Why did you get in this industry? And in particular why did you open a production brewery?

Honestly, it is for the love of beer. Yavasura is a complete passion project. As we gradually became familiar with the craft, we were in no doubts that this is what we wanted to do. We had decided early on to take slow and thoughtful steps. We both come from an engineering background, with no experience of running a brewery nor a restaurant. Instead of dealing with two unknowns-we thought of starting just a production brewery and then expanding to have our own taproom later on.

What was the time taken from conception of idea to execution? What was the journey like?

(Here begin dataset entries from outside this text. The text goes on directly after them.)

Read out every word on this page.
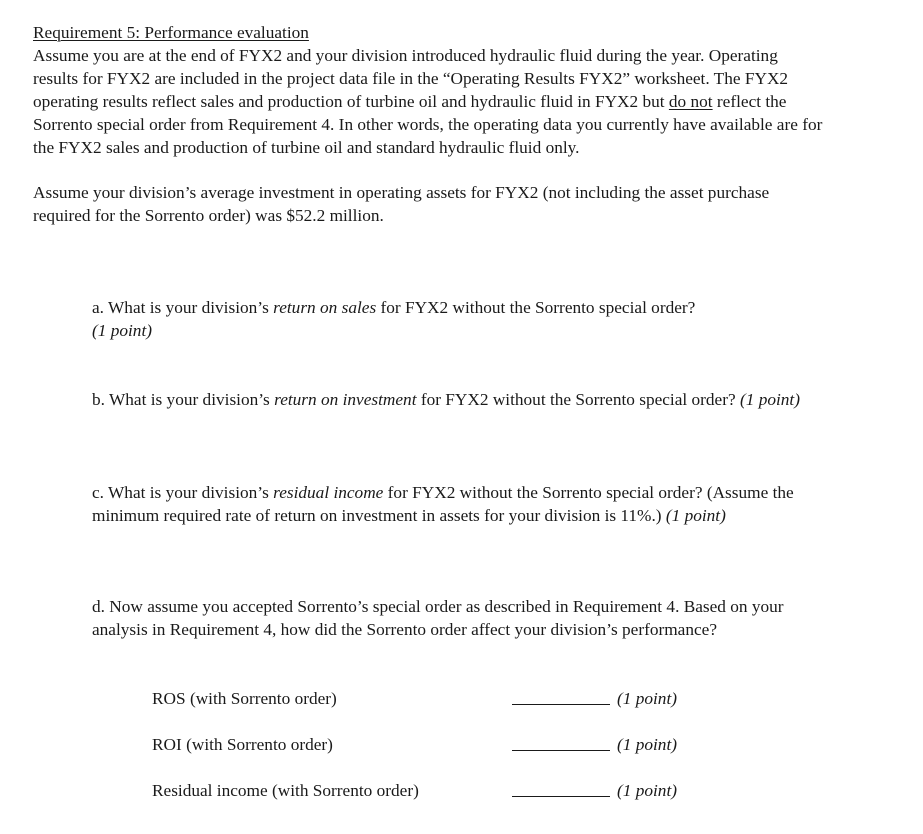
Requirement 5: Performance evaluation

Assume you are at the end of FYX2 and your division introduced hydraulic fluid during the year. Operating results for FYX2 are included in the project data file in the “Operating Results FYX2” worksheet. The FYX2 operating results reflect sales and production of turbine oil and hydraulic fluid in FYX2 but do not reflect the Sorrento special order from Requirement 4. In other words, the operating data you currently have available are for the FYX2 sales and production of turbine oil and standard hydraulic fluid only.

Assume your division’s average investment in operating assets for FYX2 (not including the asset purchase required for the Sorrento order) was $52.2 million.

a. What is your division’s return on sales for FYX2 without the Sorrento special order?
(1 point)

b. What is your division’s return on investment for FYX2 without the Sorrento special order? (1 point)

c. What is your division’s residual income for FYX2 without the Sorrento special order? (Assume the minimum required rate of return on investment in assets for your division is 11%.) (1 point)

d. Now assume you accepted Sorrento’s special order as described in Requirement 4. Based on your analysis in Requirement 4, how did the Sorrento order affect your division’s performance?

ROS (with Sorrento order)	(1 point)
ROI (with Sorrento order)	(1 point)
Residual income (with Sorrento order)	(1 point)
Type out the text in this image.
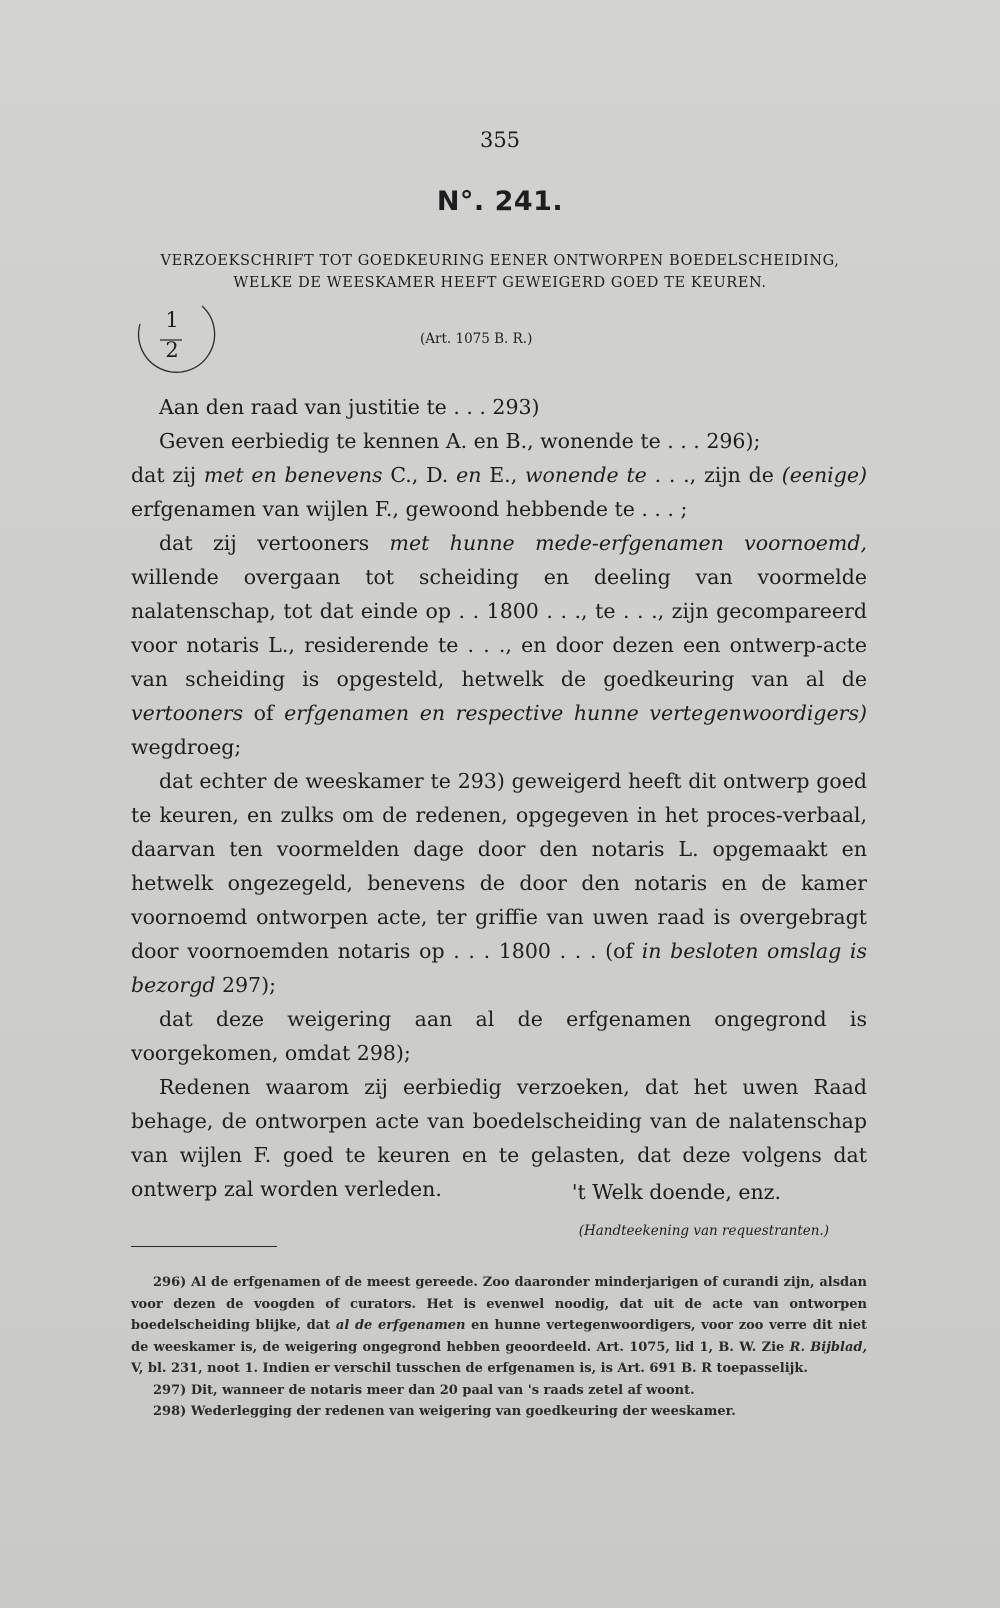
355
N°. 241.
VERZOEKSCHRIFT TOT GOEDKEURING EENER ONTWORPEN BOEDELSCHEIDING,
WELKE DE WEESKAMER HEEFT GEWEIGERD GOED TE KEUREN.
1
2	(Art. 1075 B. R.)

Aan den raad van justitie te . . . 293)

Geven eerbiedig te kennen A. en B., wonende te . . . 296);
dat zij met en benevens C., D. en E., wonende te . . ., zijn de (eenige) erfgenamen van wijlen F., gewoond hebbende te . . . ;

dat zij vertooners met hunne mede-erfgenamen voornoemd, willende overgaan tot scheiding en deeling van voormelde nalatenschap, tot dat einde op . . 1800 . . ., te . . ., zijn gecompareerd voor notaris L., residerende te . . ., en door dezen een ontwerp-acte van scheiding is opgesteld, hetwelk de goedkeuring van al de vertooners of erfgenamen en respective hunne vertegenwoordigers) wegdroeg;

dat echter de weeskamer te 293) geweigerd heeft dit ontwerp goed te keuren, en zulks om de redenen, opgegeven in het proces-verbaal, daarvan ten voormelden dage door den notaris L. opgemaakt en hetwelk ongezegeld, benevens de door den notaris en de kamer voornoemd ontworpen acte, ter griffie van uwen raad is overgebragt door voornoemden notaris op . . . 1800 . . . (of in besloten omslag is bezorgd 297);

dat deze weigering aan al de erfgenamen ongegrond is voorgekomen, omdat 298);

Redenen waarom zij eerbiedig verzoeken, dat het uwen Raad behage, de ontworpen acte van boedelscheiding van de nalatenschap van wijlen F. goed te keuren en te gelasten, dat deze volgens dat ontwerp zal worden verleden.	't Welk doende, enz.
(Handteekening van requestranten.)

296) Al de erfgenamen of de meest gereede. Zoo daaronder minderjarigen of curandi zijn, alsdan voor dezen de voogden of curators. Het is evenwel noodig, dat uit de acte van ontworpen boedelscheiding blijke, dat al de erfgenamen en hunne vertegenwoordigers, voor zoo verre dit niet de weeskamer is, de weigering ongegrond hebben geoordeeld. Art. 1075, lid 1, B. W. Zie R. Bijblad, V, bl. 231, noot 1. Indien er verschil tusschen de erfgenamen is, is Art. 691 B. R toepasselijk.

297) Dit, wanneer de notaris meer dan 20 paal van 's raads zetel af woont.

298) Wederlegging der redenen van weigering van goedkeuring der weeskamer.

The idea was conceived almost naturally. We kept getting better and better at personal brewing, and finally in 2015, we applied for the excise license. The process was time-consuming to say the least, but what we took back home from the long wait was patience and resilience. We held on to our day jobs till 2018, and any free time was used to either refine recipes for different beers or understanding the nitty-gritties of running a business. We finally got our license after almost 3 years. We served our beers for the first time in September at a fest, and the response we received was overwhelming. We’re truly grateful for the support we received!

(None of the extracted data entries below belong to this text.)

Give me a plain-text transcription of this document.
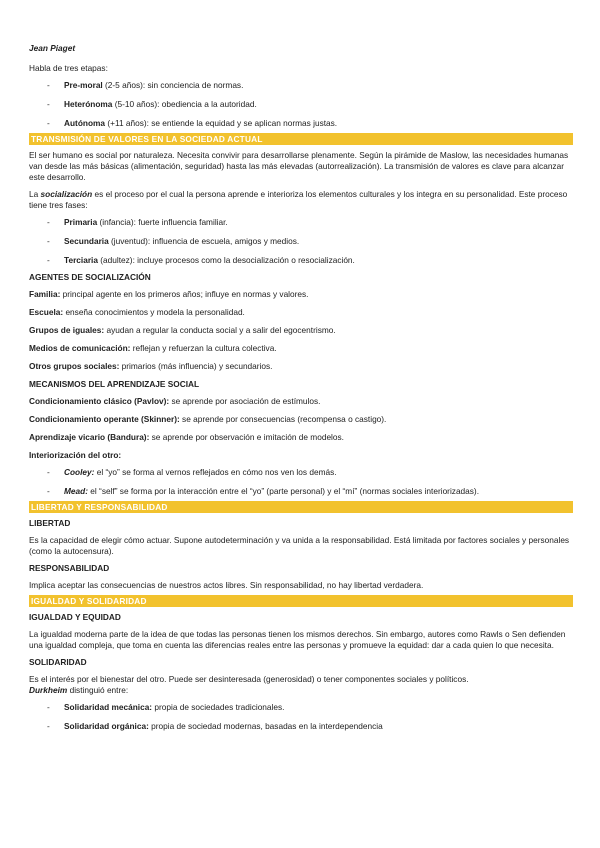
Jean Piaget

Habla de tres etapas:

- Pre-moral (2-5 años): sin conciencia de normas.
- Heterónoma (5-10 años): obediencia a la autoridad.
- Autónoma (+11 años): se entiende la equidad y se aplican normas justas.
TRANSMISIÓN DE VALORES EN LA SOCIEDAD ACTUAL

El ser humano es social por naturaleza. Necesita convivir para desarrollarse plenamente. Según la pirámide de Maslow, las necesidades humanas van desde las más básicas (alimentación, seguridad) hasta las más elevadas (autorrealización). La transmisión de valores es clave para alcanzar este desarrollo.

La socialización es el proceso por el cual la persona aprende e interioriza los elementos culturales y los integra en su personalidad. Este proceso tiene tres fases:

- Primaria (infancia): fuerte influencia familiar.
- Secundaria (juventud): influencia de escuela, amigos y medios.
- Terciaria (adultez): incluye procesos como la desocialización o resocialización.
AGENTES DE SOCIALIZACIÓN

Familia: principal agente en los primeros años; influye en normas y valores.

Escuela: enseña conocimientos y modela la personalidad.

Grupos de iguales: ayudan a regular la conducta social y a salir del egocentrismo.

Medios de comunicación: reflejan y refuerzan la cultura colectiva.

Otros grupos sociales: primarios (más influencia) y secundarios.

MECANISMOS DEL APRENDIZAJE SOCIAL

Condicionamiento clásico (Pavlov): se aprende por asociación de estímulos.

Condicionamiento operante (Skinner): se aprende por consecuencias (recompensa o castigo).

Aprendizaje vicario (Bandura): se aprende por observación e imitación de modelos.

Interiorización del otro:

- Cooley: el “yo” se forma al vernos reflejados en cómo nos ven los demás.
- Mead: el “self” se forma por la interacción entre el “yo” (parte personal) y el “mí” (normas sociales interiorizadas).
LIBERTAD Y RESPONSABILIDAD
LIBERTAD

Es la capacidad de elegir cómo actuar. Supone autodeterminación y va unida a la responsabilidad. Está limitada por factores sociales y personales (como la autocensura).

RESPONSABILIDAD

Implica aceptar las consecuencias de nuestros actos libres. Sin responsabilidad, no hay libertad verdadera.

IGUALDAD Y SOLIDARIDAD
IGUALDAD Y EQUIDAD

La igualdad moderna parte de la idea de que todas las personas tienen los mismos derechos. Sin embargo, autores como Rawls o Sen defienden una igualdad compleja, que toma en cuenta las diferencias reales entre las personas y promueve la equidad: dar a cada quien lo que necesita.

SOLIDARIDAD

Es el interés por el bienestar del otro. Puede ser desinteresada (generosidad) o tener componentes sociales y políticos.

Durkheim distinguió entre:

- Solidaridad mecánica: propia de sociedades tradicionales.
- Solidaridad orgánica: propia de sociedad modernas, basadas en la interdependencia
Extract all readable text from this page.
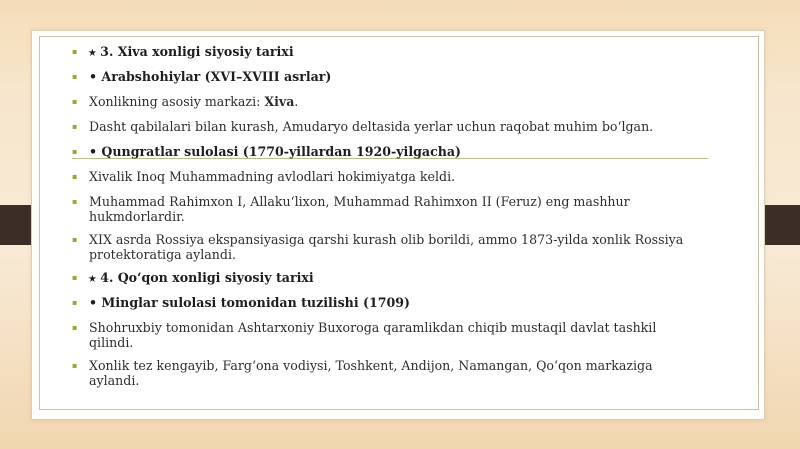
▪ ⭑ 3. Xiva xonligi siyosiy tarixi
▪ • Arabshohiylar (XVI–XVIII asrlar)
▪ Xonlikning asosiy markazi: Xiva.
▪ Dasht qabilalari bilan kurash, Amudaryo deltasida yerlar uchun raqobat muhim bo‘lgan.
▪ • Qungratlar sulolasi (1770-yillardan 1920-yilgacha)
▪ Xivalik Inoq Muhammadning avlodlari hokimiyatga keldi.
▪ Muhammad Rahimxon I, Allaku‘lixon, Muhammad Rahimxon II (Feruz) eng mashhur hukmdorlardir.
▪ XIX asrda Rossiya ekspansiyasiga qarshi kurash olib borildi, ammo 1873-yilda xonlik Rossiya protektoratiga aylandi.
▪ ⭑ 4. Qo‘qon xonligi siyosiy tarixi
▪ • Minglar sulolasi tomonidan tuzilishi (1709)
▪ Shohruxbiy tomonidan Ashtarxoniy Buxoroga qaramlikdan chiqib mustaqil davlat tashkil qilindi.
▪ Xonlik tez kengayib, Farg‘ona vodiysi, Toshkent, Andijon, Namangan, Qo‘qon markaziga aylandi.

What was your experience before getting in this industry?

We knew from the beginning that we had a long way ahead of us. We started gathering as much information as possible. We read books, we visited other breweries, we went to Europe to know more about beers and techniques, we gleaned information off the internet and so on. During all this, we were personal brewing continuously on the side and honing our skills. Eventually, we fell in love with the process of making beer, as much as beer itself. Over time, we divided responsibilities with Ameya handling the business aspect and I started handling the brewing operations. In 2016, I got the opportunity to intern for 2 months in a craft brewery in Colorado. This was just the kind of hands-on experience I wanted, and I made the most of my time over there.

How do you differentiate yourself from other breweries?

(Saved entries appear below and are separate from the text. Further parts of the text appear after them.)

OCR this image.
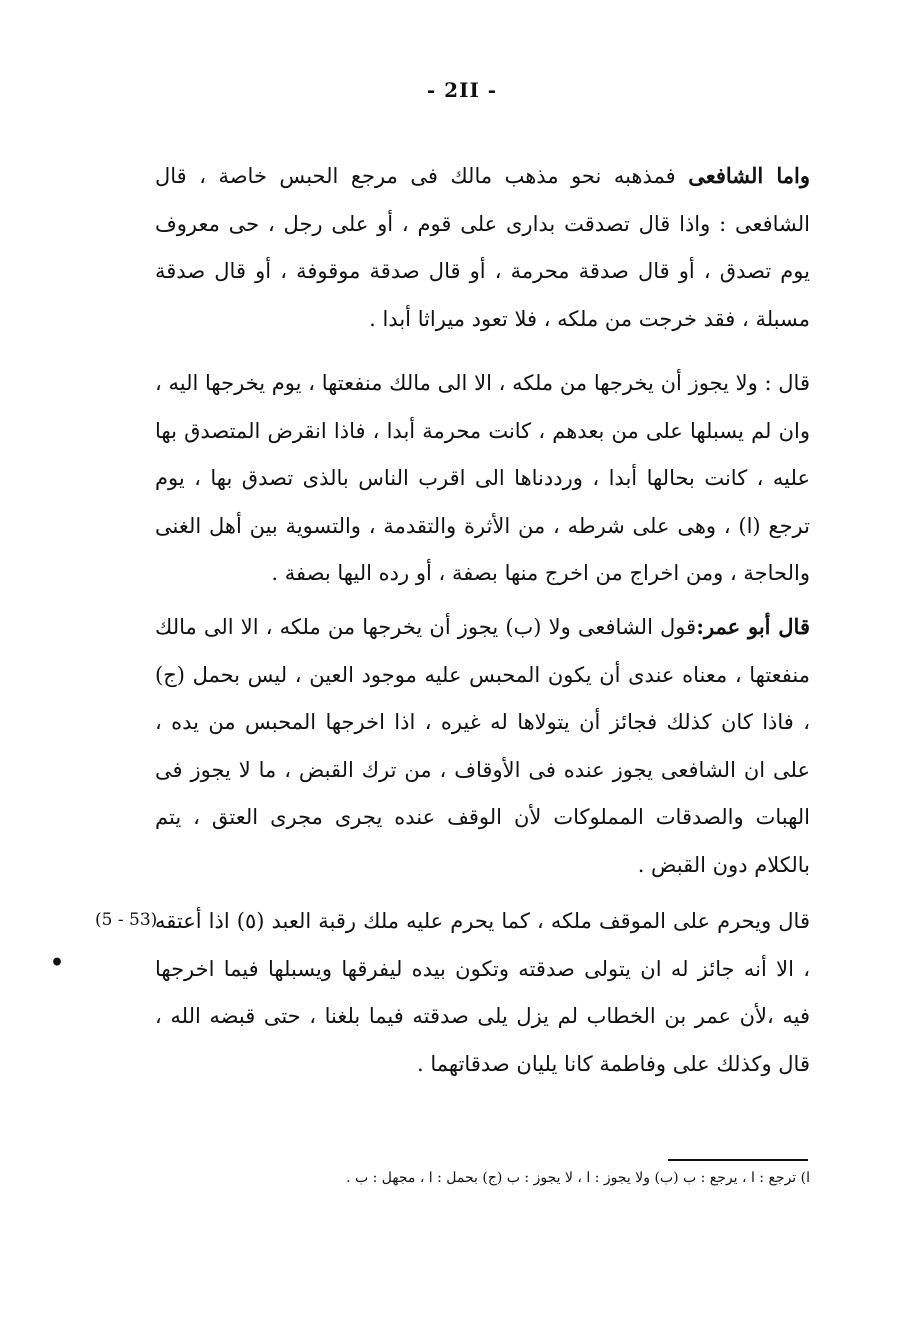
- 2II -
واما الشافعى فمذهبه نحو مذهب مالك فى مرجع الحبس خاصة ، قال الشافعى : واذا قال تصدقت بدارى على قوم ، أو على رجل ، حى معروف يوم تصدق ، أو قال صدقة محرمة ، أو قال صدقة موقوفة ، أو قال صدقة مسبلة ، فقد خرجت من ملكه ، فلا تعود ميراثا أبدا .
قال : ولا يجوز أن يخرجها من ملكه ، الا الى مالك منفعتها ، يوم يخرجها اليه ، وان لم يسبلها على من بعدهم ، كانت محرمة أبدا ، فاذا انقرض المتصدق بها عليه ، كانت بحالها أبدا ، ورددناها الى اقرب الناس بالذى تصدق بها ، يوم ترجع (ا) ، وهى على شرطه ، من الأثرة والتقدمة ، والتسوية بين أهل الغنى والحاجة ، ومن اخراج من اخرج منها بصفة ، أو رده اليها بصفة .
قال أبو عمر:قول الشافعى ولا (ب) يجوز أن يخرجها من ملكه ، الا الى مالك منفعتها ، معناه عندى أن يكون المحبس عليه موجود العين ، ليس بحمل (ج) ، فاذا كان كذلك فجائز أن يتولاها له غيره ، اذا اخرجها المحبس من يده ، على ان الشافعى يجوز عنده فى الأوقاف ، من ترك القبض ، ما لا يجوز فى الهبات والصدقات المملوكات لأن الوقف عنده يجرى مجرى العتق ، يتم بالكلام دون القبض .
قال ويحرم على الموقف ملكه ، كما يحرم عليه ملك رقبة العبد (٥) اذا أعتقه ، الا أنه جائز له ان يتولى صدقته وتكون بيده ليفرقها ويسبلها فيما اخرجها فيه ،لأن عمر بن الخطاب لم يزل يلى صدقته فيما بلغنا ، حتى قبضه الله ، قال وكذلك على وفاطمة كانا يليان صدقاتهما .
(5 - 53)
•
ا) ترجع : ا ، يرجع : ب (ب) ولا يجوز : ا ، لا يجوز : ب (ج) بحمل : ا ، مجهل : ب .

Craft beer is still a niche product. In such a huge market, a product like this will be a differentiator in itself. We are still a small business, started out as a result of passion and love for good beers. We are a local, homegrown brand. We do not like to follow the status quo. Our journey is that of turning passion into profession. We like to do things a little differently and we believe that reflects in the beers that we brew.

What is your brand’s ideology?

We believe that a lot of memories are created around beer or drinking in general. Such moments are always cherished-be it your first beer, or a celebratory moment in one’s life. We want to play our part by offering good beer to help craft these memories.

Secondly, we want to help people understand beer better. It is too overwhelming a world for craft beers- with the variety of styles to the jargon used. We want to build a community while demystifying craft beer and making it more accessible.

How do you come up with new brews?

Inspiration for flavour and aroma are always right in front of you; you just need to be looking at it right. Ameya and I, spend a lot of time on our terrace garden, growing and tending to plants. We spend a lot of time obsessing over the taste and fragrance of our produce, tweaking the process to get just the right result. This has reflected a lot in our beers-the Basil Peppercorn is a direct inspiration of this. We used three different kinds of homegrown basil and paired it with a balancing black peppercorn to get the perfect balance. Similarly, we spent almost two years designing and tweaking our traditional Belgian Witbier recipe till it matched our expectations. All of this is possible due to a small pilot system that we have.

What according to you is the most crucial process in the production of beer?

It’s hard to pinpoint just one crucial process. But the one thing that I think overshadows every process is good sanitation practices. Maintain good sanitation practices and you have already won half the battle.

What do you think is the future of this industry? What according to you is the next big thing happening in craft beer industry in India?

One can say that the journey of craft beer in India has only just begun. The craft beer community is close-knit. A few changes that we would like to see for the industry are ease of getting the license, changes in the tax structure, access to other markets, etc. The community as a whole is pushing for these and a few other changes. The future looks really promising!

Who do you think is the consumer of craft beer in India?

Beer, especially craft beer, is a very democratic drink-anyone can enjoy it, without it being prohibitively expensive or inaccessible. There is such a large variety of craft beers that can be made here in India that one can easily find their preferred style. We, as Indians, have only been exposed to standardised and limited styles of beer. With the dawn of craft beers, people now have access to a lot of different flavour and styles. I firmly believe that once a person tries craft beer, it is difficult for them to not come back to it.

Where do you see your brand in 10 years?

There are a few milestones that we’ve set for ourselves. The plans include having one or more Yavasura taprooms, entering the retail market, having a national presence, etc. We want our brand to grow organically.